According to a Channel 10 report Friday, Jan Hecker held talks with Mossad chief Yossi Cohen and National Security Adviser Meir Ben-Shabbat on Thursday ahead of ahead of US President Donald Trump’s decision to waive sanctions on Tehran as part of the nuclear deal.
Hecker told the Israelis that Germany, along with fellow European signatories to the 2015 pact Britain and France, wants to see the accord that limits Iran’s nuclear activities preserved and not altered or cancelled, the report said.
Along with Trump, who called the agreement one of the worst deals ever, Prime Minister Benjamin Netanyahu has been a sharp critic of the nuclear accord, saying it will pave the way for Iran to obtain nuclear weapons if it isn’t scrapped or altered.

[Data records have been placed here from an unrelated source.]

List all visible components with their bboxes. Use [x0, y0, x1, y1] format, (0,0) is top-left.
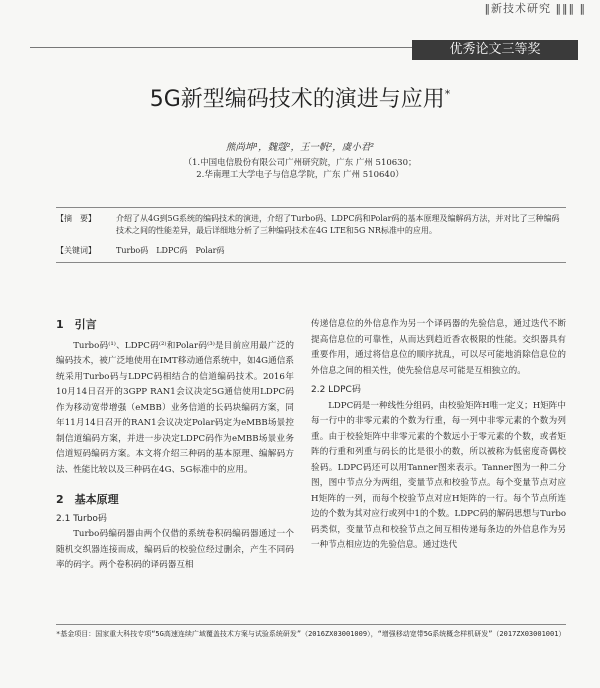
affiliation-2: 2.华南理工大学电子与信息学院，广东 广州 510640）: [196, 170, 404, 180]
title-footnote-mark: *: [444, 87, 451, 101]
section-2-1-paragraph: Turbo码编码器由两个仅借的系统卷积码编码器通过一个随机交织器连接而成，编码后的校验位经过删余，产生不同码率的码字。两个卷积码的译码器互相: [56, 529, 294, 570]
abstract-text: 介绍了从4G到5G系统的编码技术的演进，介绍了Turbo码、LDPC码和Polar码的基本原理及编解码方法，并对比了三种编码技术之间的性能差异，最后详细地分析了三种编码技术在4G LTE和5G NR标准中的应用。: [116, 214, 560, 235]
title-text: 5G新型编码技术的演进与应用: [149, 87, 445, 112]
affiliation-1: （1.中国电信股份有限公司广州研究院，广东 广州 510630；: [183, 158, 417, 168]
section-1-heading: 1 引言: [56, 318, 97, 331]
keywords-text: Turbo码 LDPC码 Polar码: [116, 246, 225, 255]
paper-title: [0, 82, 600, 113]
abstract-label: 【摘 要】: [56, 214, 96, 223]
keywords: [56, 245, 566, 256]
section-1-paragraph: Turbo码⁽¹⁾、LDPC码⁽²⁾和Polar码⁽³⁾是目前应用最广泛的编码技术，被广泛地使用在IMT移动通信系统中，如4G通信系统采用Turbo码与LDPC码相结合的信道编码技术。2016年10月14日召开的3GPP RAN1会议决定5G通信使用LDPC码作为移动宽带增强（eMBB）业务信道的长码块编码方案，同年11月14日召开的RAN1会议决定Polar码定为eMBB场景控制信道编码方案，并进一步决定LDPC码作为eMBB场景业务信道短码编码方案。本文将介绍三种码的基本原理、编解码方法、性能比较以及三种码在4G、5G标准中的应用。: [56, 340, 294, 475]
continued-paragraph: 传递信息位的外信息作为另一个译码器的先验信息，通过迭代不断提高信息位的可靠性，从而达到趋近香农极限的性能。交织器具有重要作用，通过将信息位的顺序扰乱，可以尽可能地消除信息位的外信息之间的相关性，使先验信息尽可能是互相独立的。: [311, 319, 566, 376]
left-column: [56, 317, 294, 574]
abstract: [56, 213, 566, 237]
section-2-1-heading: 2.1 Turbo码: [56, 513, 107, 524]
abstract-bottom-rule: [56, 262, 566, 263]
running-header: ‖新技术研究 ‖‖‖ ‖: [484, 2, 586, 15]
footnote-rule: [56, 624, 566, 625]
keywords-label: 【关键词】: [56, 246, 96, 255]
section-2-heading: 2 基本原理: [56, 493, 119, 506]
badge-rule: [30, 47, 412, 48]
award-badge: 优秀论文三等奖: [412, 40, 578, 60]
section-2-2-heading: 2.2 LDPC码: [311, 385, 361, 395]
authors: 熊尚坤¹，魏蔻²，王一帆²，虞小君²: [225, 142, 375, 153]
affiliations: [0, 157, 600, 181]
right-column: [311, 317, 566, 554]
funding-footnote: *基金项目：国家重大科技专项“5G高速连续广域覆盖技术方案与试验系统研发”（2016ZX03001009），“增强移动宽带5G系统概念样机研发”（2017ZX03001001）: [56, 630, 566, 638]
abstract-top-rule: [56, 207, 566, 208]
section-2-2-paragraph: LDPC码是一种线性分组码，由校验矩阵H唯一定义；H矩阵中每一行中的非零元素的个数为行重，每一列中非零元素的个数为列重。由于校验矩阵中非零元素的个数远小于零元素的个数，或者矩阵的行重和列重与码长的比是很小的数，所以被称为低密度奇偶校验码。LDPC码还可以用Tanner图来表示。Tanner图为一种二分图，图中节点分为两组，变量节点和校验节点。每个变量节点对应H矩阵的一列，而每个校验节点对应H矩阵的一行。每个节点所连边的个数为其对应行或列中1的个数。LDPC码的解码思想与Turbo码类似，变量节点和校验节点之间互相传递每条边的外信息作为另一种节点相应边的先验信息。通过迭代: [311, 400, 566, 550]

Despite disagreement over the nuclear deal, Hecker told Cohen and Ben-Shabbat that Germany is ready to work with Israel regarding Iran on non-nuclear issues, such as its ballistic missile program, support for terror groups and Iran’s involvement in Syria and Lebanon, according to Channel 10.
The report said Cohen told Hecker that while Israel opposes the deal, it would “agree to disagree” with Germany and instead focus on areas on which they do agree, such as increasing the UN nuclear agency’s oversight of facilities.
Hecker’s visit to Israel came a day before Trump’s decision to extend waivers on Iran nuclear sanctions, keeping alive the landmark deal for at least another several months despite his past vows to scuttle the deal.
Instead of scuttling the agreement, a senior White House official said Trump wants Washington’s European allies to use the 60-day period before sanctions relief again comes up for renewal to agree on tougher measures.
At the same time as the renewed waiver was announced, the US Treasury imposed sanctions on 14 Iranian figures and companies, including the head of the country’s judiciary, Sadegh Amoli Larijani.
“The president’s decision is to waive once more the nuclear sanctions that the terms of the JCPOA require the United States to waive in order to remain in the deal,” the White House official said.
“But in his statement, the president will also make clear that this is the last such waiver that he will issue.”
The official said that Trump now wants to work with America’s European allies — who all urged him to remain within the accord — to develop a new agreement to replace the Iran deal.
Tehran would not be involved in these discussions, as it was prior to the signing of the 2015 accord, but would be subject to US and European sanctions if it breaks the terms of the new arrangement.
The new deal, the official said, would be permanent and would not begin to expire after a decade as was the case in the 2015 accord.
It would target Iran’s missile program and not simply its nuclear industry, and it would mandate UN inspections of Iranian sites.
“If the president can get that agreement that meets his objective and it never expires, it denies Iran all paths to nuclear weapons forever, not for ten years, he would be open to remaining in such a modified deal,” the official said.